Ghebreyesus, speaking at a news conference at WHO headquarters in Geneva, said, “this is the fourth week of declining cases.

‘The number of deaths also fell for the second week in a row, with 88,000 new deaths reported last week – a terrible number, but a 10 percent decline from the previous week.

Read Also: World Is Running Out Of Oxygen Supplies, WHO Warns

‘These declines appear to be due to countries implementing public health measures more stringently.’

‘But remember, we have been here before. Now is not the time to relax measures or for any of us to let down our guard.

‘Every life that is lost now is all the more tragic as vaccines are now being rolled out; the virus continues to circulate widely and new variants are emerging.

‘This is not an unexpected development, but it gives new urgency to our global efforts to bring this pandemic under control.

‘Every time the virus mutates, it has the potential to blunt the effectiveness of our vaccines, medicines, and tests,’ he said.

According to him, there are three major threats to the UN-led international equitable vaccine initiative, COVAX, that requires urgent attention amidst news of a decline in cases and deaths of COVID-19.

Ghebreyesus, however, used the opportunity to  draw attention to a 27-billion-dollar financing gap in the ACT Accelerator, which supported the development and equitable distribution of coronavirus tests, treatments, and vaccines globally.

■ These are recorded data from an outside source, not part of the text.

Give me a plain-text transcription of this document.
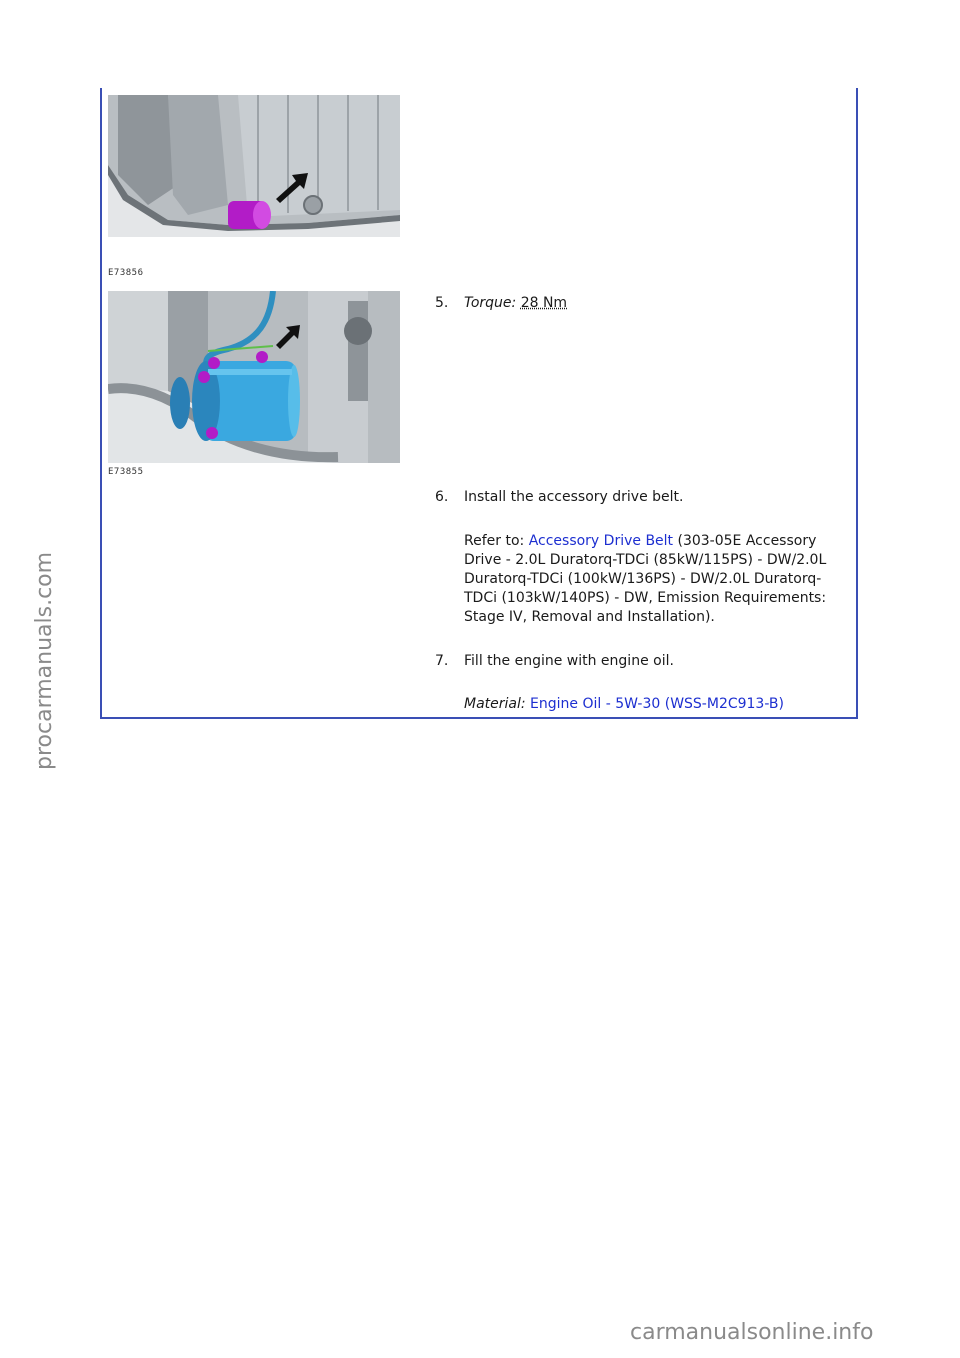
procarmanuals.com
E73856
E73855
5.	Torque: 28 Nm
6.	Install the accessory drive belt.
Refer to: Accessory Drive Belt (303-05E Accessory Drive - 2.0L Duratorq-TDCi (85kW/115PS) - DW/2.0L Duratorq-TDCi (100kW/136PS) - DW/2.0L Duratorq-TDCi (103kW/140PS) - DW, Emission Requirements: Stage IV, Removal and Installation).
7.	Fill the engine with engine oil.
Material: Engine Oil - 5W-30 (WSS-M2C913-B)
carmanualsonline.info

‘The longer this gap goes unmet, the harder it becomes to understand why, given this is a tiny fraction of the trillions of dollars that have been mobilized for stimulus packages in G20 countries,’ he said.

Secondly, noting some bilateral deals, he called on all States ‘to respect COVAX contracts and not compete with them’.

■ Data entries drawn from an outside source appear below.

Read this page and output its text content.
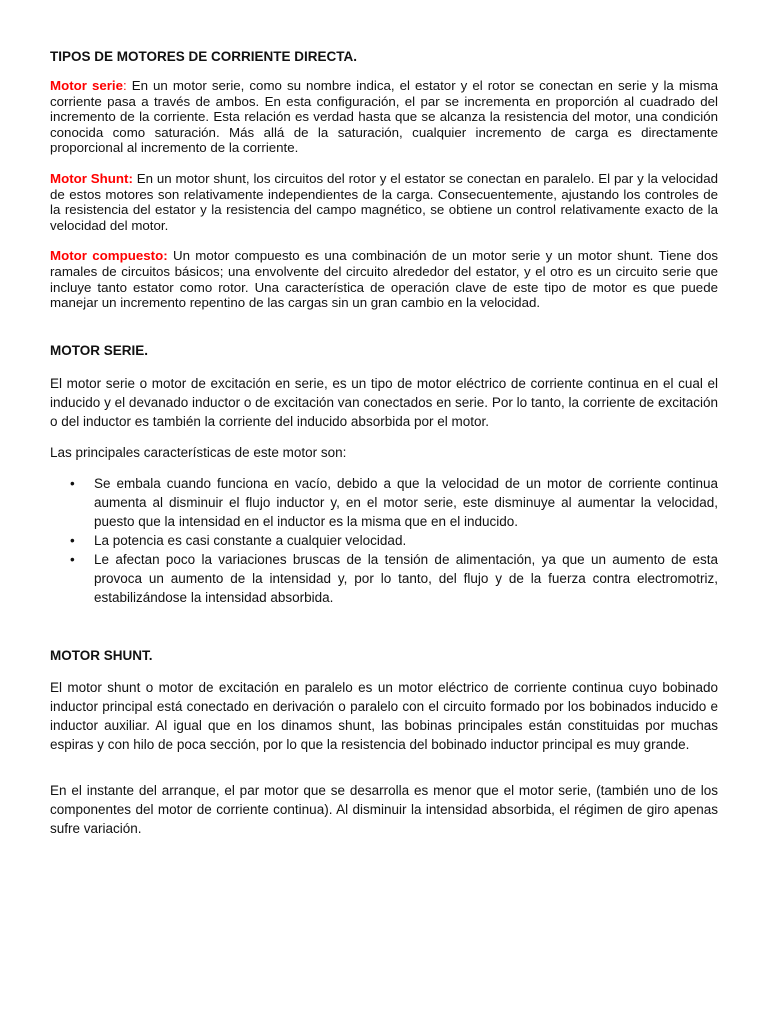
TIPOS DE MOTORES DE CORRIENTE DIRECTA.

Motor serie: En un motor serie, como su nombre indica, el estator y el rotor se conectan en serie y la misma corriente pasa a través de ambos. En esta configuración, el par se incrementa en proporción al cuadrado del incremento de la corriente. Esta relación es verdad hasta que se alcanza la resistencia del motor, una condición conocida como saturación. Más allá de la saturación, cualquier incremento de carga es directamente proporcional al incremento de la corriente.

Motor Shunt: En un motor shunt, los circuitos del rotor y el estator se conectan en paralelo. El par y la velocidad de estos motores son relativamente independientes de la carga. Consecuentemente, ajustando los controles de la resistencia del estator y la resistencia del campo magnético, se obtiene un control relativamente exacto de la velocidad del motor.

Motor compuesto: Un motor compuesto es una combinación de un motor serie y un motor shunt. Tiene dos ramales de circuitos básicos; una envolvente del circuito alrededor del estator, y el otro es un circuito serie que incluye tanto estator como rotor. Una característica de operación clave de este tipo de motor es que puede manejar un incremento repentino de las cargas sin un gran cambio en la velocidad.

MOTOR SERIE.

El motor serie o motor de excitación en serie, es un tipo de motor eléctrico de corriente continua en el cual el inducido y el devanado inductor o de excitación van conectados en serie. Por lo tanto, la corriente de excitación o del inductor es también la corriente del inducido absorbida por el motor.

Las principales características de este motor son:

• Se embala cuando funciona en vacío, debido a que la velocidad de un motor de corriente continua aumenta al disminuir el flujo inductor y, en el motor serie, este disminuye al aumentar la velocidad, puesto que la intensidad en el inductor es la misma que en el inducido.
• La potencia es casi constante a cualquier velocidad.
• Le afectan poco la variaciones bruscas de la tensión de alimentación, ya que un aumento de esta provoca un aumento de la intensidad y, por lo tanto, del flujo y de la fuerza contra electromotriz, estabilizándose la intensidad absorbida.

MOTOR SHUNT.

El motor shunt o motor de excitación en paralelo es un motor eléctrico de corriente continua cuyo bobinado inductor principal está conectado en derivación o paralelo con el circuito formado por los bobinados inducido e inductor auxiliar. Al igual que en los dinamos shunt, las bobinas principales están constituidas por muchas espiras y con hilo de poca sección, por lo que la resistencia del bobinado inductor principal es muy grande.

En el instante del arranque, el par motor que se desarrolla es menor que el motor serie, (también uno de los componentes del motor de corriente continua). Al disminuir la intensidad absorbida, el régimen de giro apenas sufre variación.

And third, he underscored the need for ‘an urgent scale-up in manufacturing to increase the volume of vaccines’ with ‘innovative partnerships‘ to include tech transfer, licensing, and ‘other mechanisms to address production bottlenecks’.

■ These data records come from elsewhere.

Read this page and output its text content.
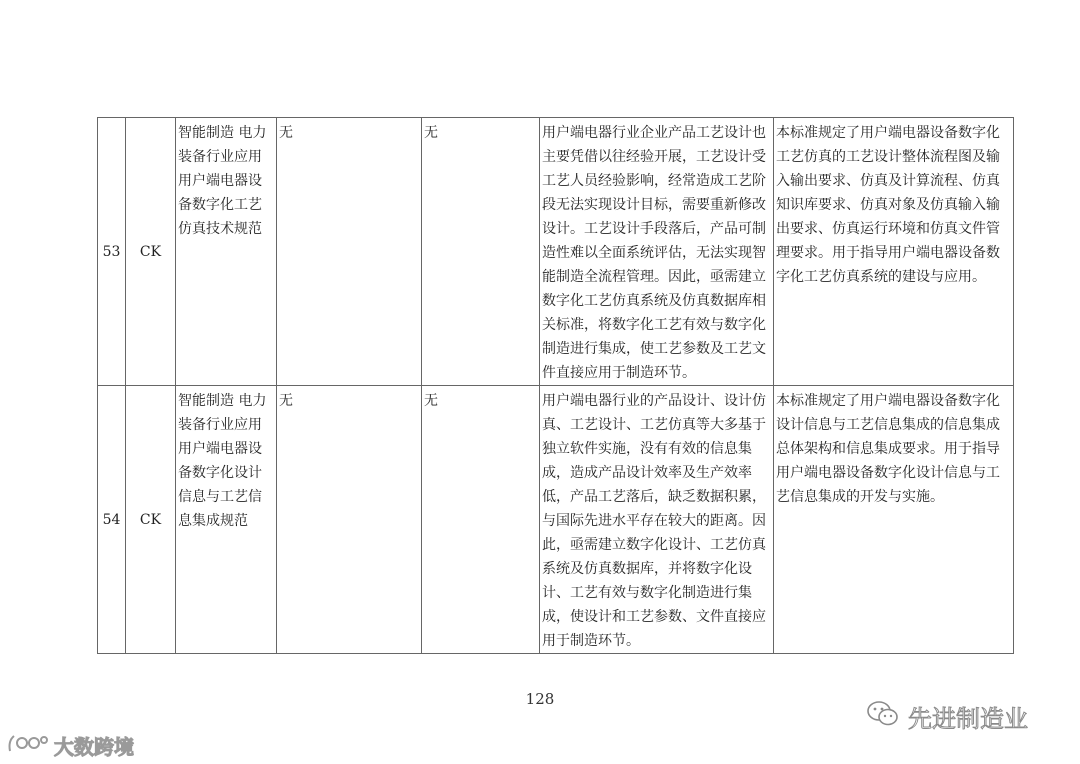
53	CK	智能制造 电力装备行业应用 用户端电器设备数字化工艺仿真技术规范	无	无	用户端电器行业企业产品工艺设计也主要凭借以往经验开展，工艺设计受工艺人员经验影响，经常造成工艺阶段无法实现设计目标，需要重新修改设计。工艺设计手段落后，产品可制造性难以全面系统评估，无法实现智能制造全流程管理。因此，亟需建立数字化工艺仿真系统及仿真数据库相关标准，将数字化工艺有效与数字化制造进行集成，使工艺参数及工艺文件直接应用于制造环节。	本标准规定了用户端电器设备数字化工艺仿真的工艺设计整体流程图及输入输出要求、仿真及计算流程、仿真知识库要求、仿真对象及仿真输入输出要求、仿真运行环境和仿真文件管理要求。用于指导用户端电器设备数字化工艺仿真系统的建设与应用。
54	CK	智能制造 电力装备行业应用 用户端电器设备数字化设计信息与工艺信息集成规范	无	无	用户端电器行业的产品设计、设计仿真、工艺设计、工艺仿真等大多基于独立软件实施，没有有效的信息集成，造成产品设计效率及生产效率低，产品工艺落后，缺乏数据积累，与国际先进水平存在较大的距离。因此，亟需建立数字化设计、工艺仿真系统及仿真数据库，并将数字化设计、工艺有效与数字化制造进行集成，使设计和工艺参数、文件直接应用于制造环节。	本标准规定了用户端电器设备数字化设计信息与工艺信息集成的信息集成总体架构和信息集成要求。用于指导用户端电器设备数字化设计信息与工艺信息集成的开发与实施。
128
先进制造业
大数跨境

Meanwhile, as Africa marked one year since its first COVID-19 case on Sunday, Feb. 14, WHO revealed that the continent had witnessed a 40 percent surge in COVID -19  fatalities – pushing the death toll there toward 100,000.

‘The increasing deaths from COVID-19 we are seeing are tragic but are also disturbing warning signs that health workers are overstretched.

‘There are also warning that health systems in Africa are dangerously overstretched,’ WHO Regional Director for Africa Matshidiso Moeti, said in a statement posted on WHO Regional Office for Africa website.